Atom Content Negotiation (follow-up)

Discussion:

Erik Wilde

2011-04-30 19:20:20 UTC

hello.

on
http://dret.typepad.com/dretblog/2011/04/atom-content-negotiation.html i
suggested a <link> usage that is not allowed by atom (because extension
attributes need to be namespaced), but i think the problem is worth a
solution and i'm planning to write a small draft for it.
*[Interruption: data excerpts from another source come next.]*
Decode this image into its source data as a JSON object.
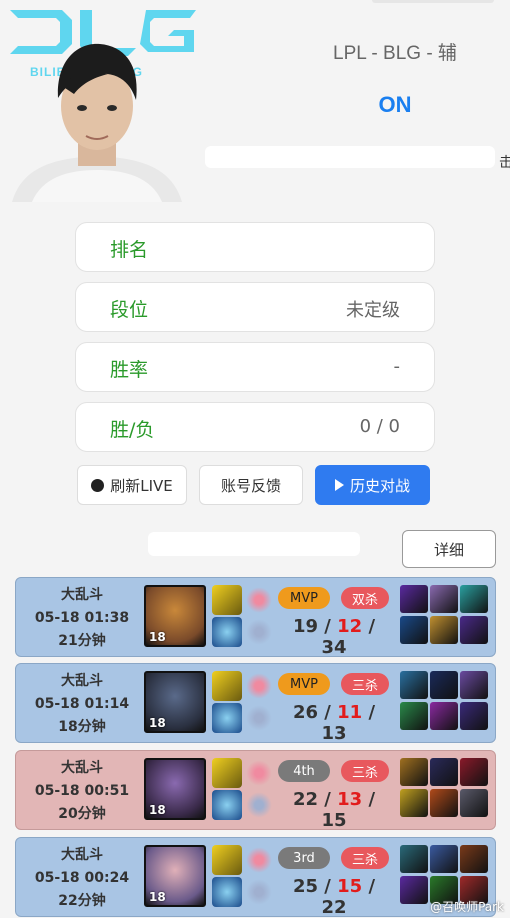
{
  "header": {
    "league": "LPL - BLG - 辅",
    "status": "ON",
    "edge_glyph": "击",
    "team_logo": {
      "text_big": "BLG",
      "text_small": "BILIBILI GAMING",
      "color": "#5fd6ef"
    }
  },
  "stats": [
    {
      "label": "排名",
      "value": ""
    },
    {
      "label": "段位",
      "value": "未定级"
    },
    {
      "label": "胜率",
      "value": "-"
    },
    {
      "label": "胜/负",
      "value": "0 / 0"
    }
  ],
  "buttons": {
    "refresh": "刷新LIVE",
    "feedback": "账号反馈",
    "history": "历史对战",
    "detail": "详细"
  },
  "matches": [
    {
      "mode": "大乱斗",
      "date": "05-18 01:38",
      "duration": "21分钟",
      "result": "win",
      "level": "18",
      "badge1": "MVP",
      "badge1_type": "mvp",
      "badge2": "双杀",
      "kills": "19",
      "deaths": "12",
      "assists": "34",
      "sep": "/"
    },
    {
      "mode": "大乱斗",
      "date": "05-18 01:14",
      "duration": "18分钟",
      "result": "win",
      "level": "18",
      "badge1": "MVP",
      "badge1_type": "mvp",
      "badge2": "三杀",
      "kills": "26",
      "deaths": "11",
      "assists": "13",
      "sep": "/"
    },
    {
      "mode": "大乱斗",
      "date": "05-18 00:51",
      "duration": "20分钟",
      "result": "loss",
      "level": "18",
      "badge1": "4th",
      "badge1_type": "rank",
      "badge2": "三杀",
      "kills": "22",
      "deaths": "13",
      "assists": "15",
      "sep": "/"
    },
    {
      "mode": "大乱斗",
      "date": "05-18 00:24",
      "duration": "22分钟",
      "result": "win",
      "level": "18",
      "badge1": "3rd",
      "badge1_type": "rank",
      "badge2": "三杀",
      "kills": "25",
      "deaths": "15",
      "assists": "22",
      "sep": "/"
    }
  ],
  "watermark": "@召唤师Park",
  "colors": {
    "accent": "#2f7bf0",
    "win_bg": "#a9c5e4",
    "loss_bg": "#e2b6b6",
    "label_green": "#2a9a2a",
    "death_red": "#e21c1c"
  }
}
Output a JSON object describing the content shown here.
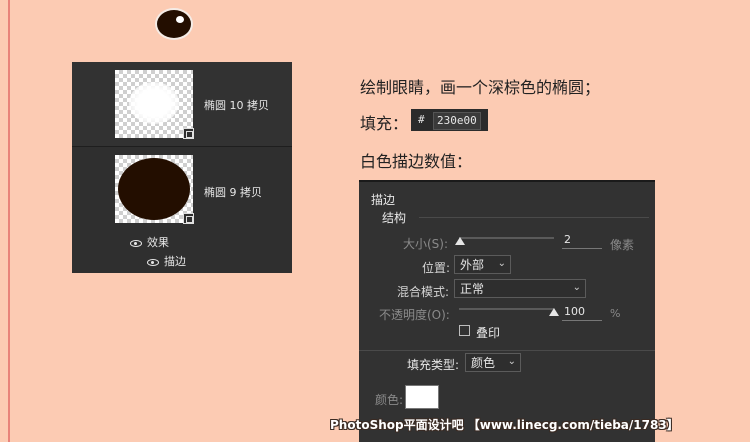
{
  "layers_panel": {
    "layers": [
      {
        "name": "椭圆 10 拷贝"
      },
      {
        "name": "椭圆 9 拷贝"
      }
    ],
    "effects_label": "效果",
    "stroke_effect_label": "描边"
  },
  "instructions": {
    "step": "绘制眼睛，画一个深棕色的椭圆；",
    "fill_label": "填充：",
    "fill_hash": "#",
    "fill_hex": "230e00",
    "stroke_heading": "白色描边数值："
  },
  "colors": {
    "eye_fill": "#230e00",
    "page_background": "#fccbb3",
    "stroke_color": "#ffffff"
  },
  "stroke_dialog": {
    "title": "描边",
    "group": "结构",
    "size": {
      "label": "大小(S):",
      "value": "2",
      "unit": "像素"
    },
    "position": {
      "label": "位置:",
      "value": "外部"
    },
    "blend_mode": {
      "label": "混合模式:",
      "value": "正常"
    },
    "opacity": {
      "label": "不透明度(O):",
      "value": "100",
      "unit": "%"
    },
    "overprint": {
      "label": "叠印",
      "checked": false
    },
    "fill_type": {
      "label": "填充类型:",
      "value": "颜色"
    },
    "color_label": "颜色:"
  },
  "watermark": "PhotoShop平面设计吧  【www.linecg.com/tieba/1783】"
}
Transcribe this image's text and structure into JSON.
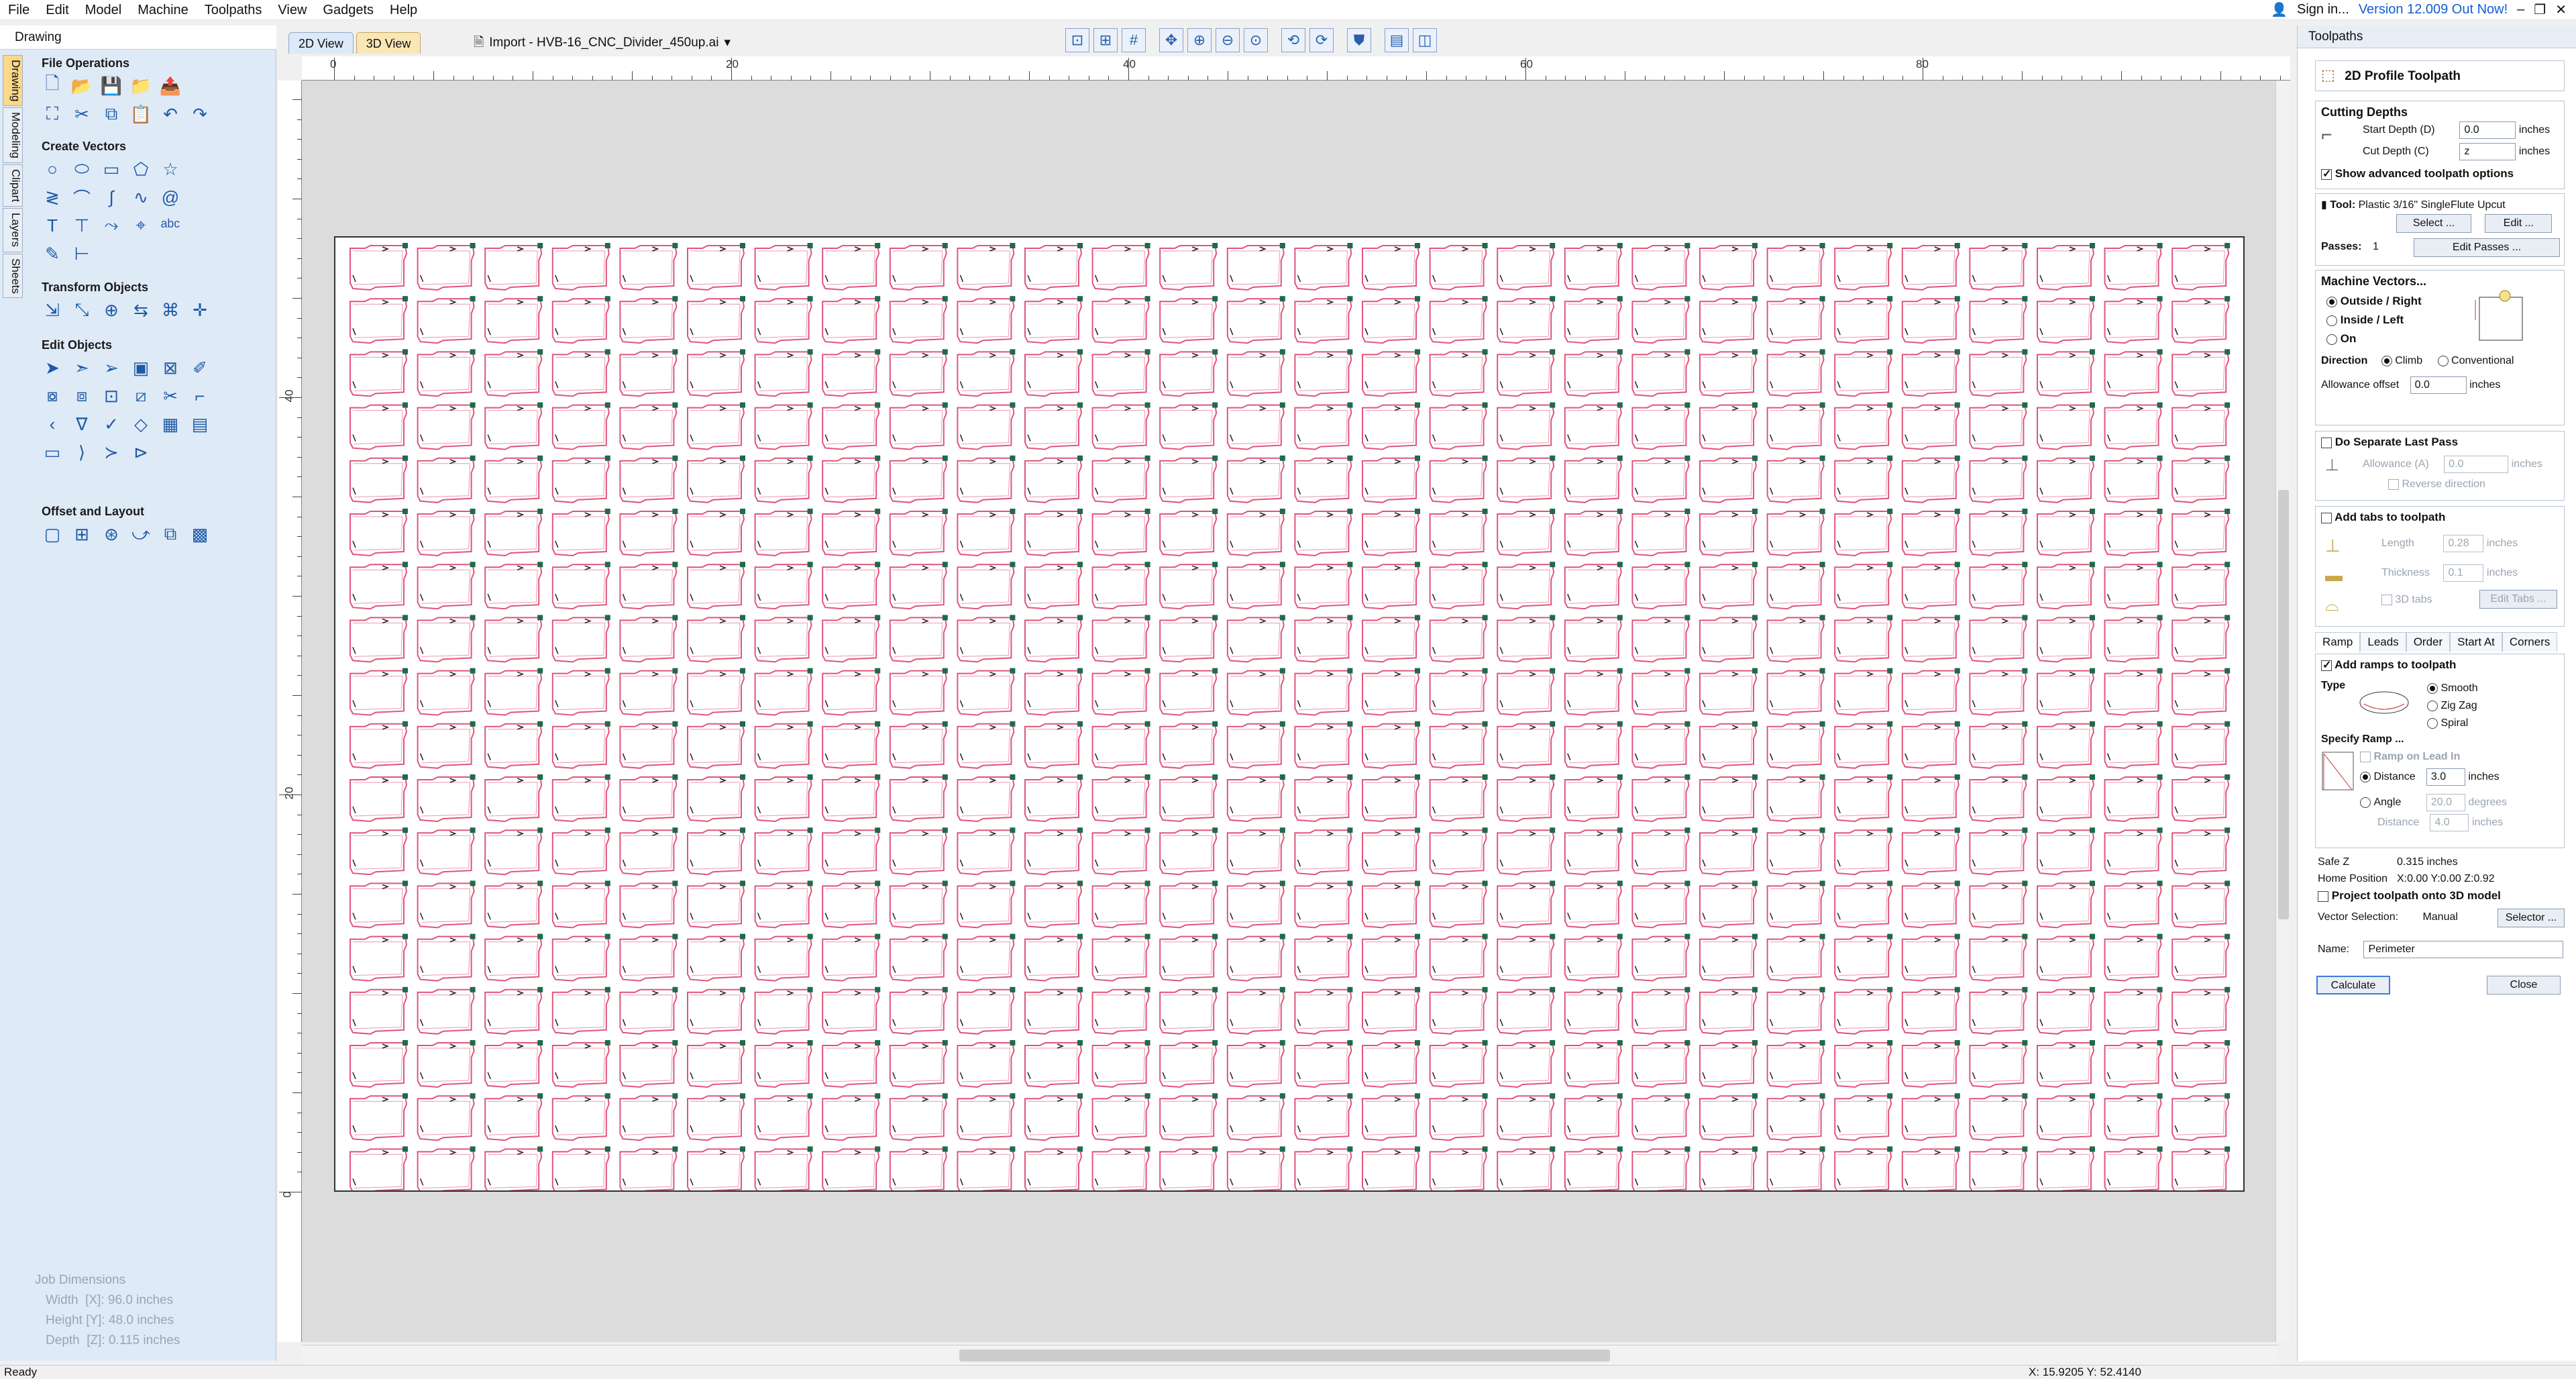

the problem is that this link relation needs a parameter (specifying
what the media type of the linked feed/entry/content is) and maybe some
title text. following typical XML usage, it might be useful to define an
extension attribute (for the machine readable information) and allow a
title (for an optional human readable label). the link relation then
would be used this way (pointing to a feed with XML content):

<link rel="alternate-content" href="..."
alternate-content:content-type="application/xml" title="XML version
based on bla.xsd"/>

i am wondering what people are thinking about this kind of link
relation. is it looking to unusual (an attribute that would be required
for this link relation)? if so, what other way of representing it would
you prefer?

thanks and kind regards,

dret.

--
erik wilde | mailto:dret-TVLZxgkOlNX2fBVCVOL8/***@public.gmane.org - tel:+1-510-6432253 |
| UC Berkeley - School of Information (ISchool) |
| http://dret.net/netdret http://twitter.com/dret |

James Holderness

2011-04-30 20:02:18 UTC

Permalink

Post by Erik Wilde
on
http://dret.typepad.com/dretblog/2011/04/atom-content-negotiation.html i
suggested a <link> usage that is not allowed by atom (because extension
attributes need to be namespaced), but i think the problem is worth a
solution and i'm planning to write a small draft for it.

I don't get why you rejected the "link content variants" solution. You don't necessarily have to include the HTML version inline - you could just have a very basic text summary.

<?xml version="1.0" encoding="utf-8"?>
<feed xmlns="http://www.w3.org/2005/Atom">

<title>Example Feed</title>
<link href="http://example.org/"/>
<updated>2003-12-13T18:30:02Z</updated>
<author>
<name>John Doe</name>
</author>
<id>urn:uuid:60a76c80-d399-11d9-b93C-0003939e0af6</id>

<entry>
<title>Atom-Powered Robots Run Amok</title>
<link type="text/html" href="http://example.org/2003/12/13/atom03.html"/>
<link type="application/xml" href="http://example.org/2003/12/13/atom03.xml"/>
<link type="application/json" href="http://example.org/2003/12/13/atom03.json"/>
<link type="application/rdf+xml" href="http://example.org/2003/12/13/atom03.rdf"/>
<id>urn:uuid:1225c695-cfb8-4ebb-aaaa-80da344efa6a</id>
<updated>2003-12-13T18:30:02Z</updated>
<summary>Some text.</summary>
</entry>

</feed>

And even the summary isn't strictly necessary. You don't seem to be particularly interested in producing a feed that would be useful to a typical feed reader, so you might as well go with the bare minimum necessary to make the feed valid.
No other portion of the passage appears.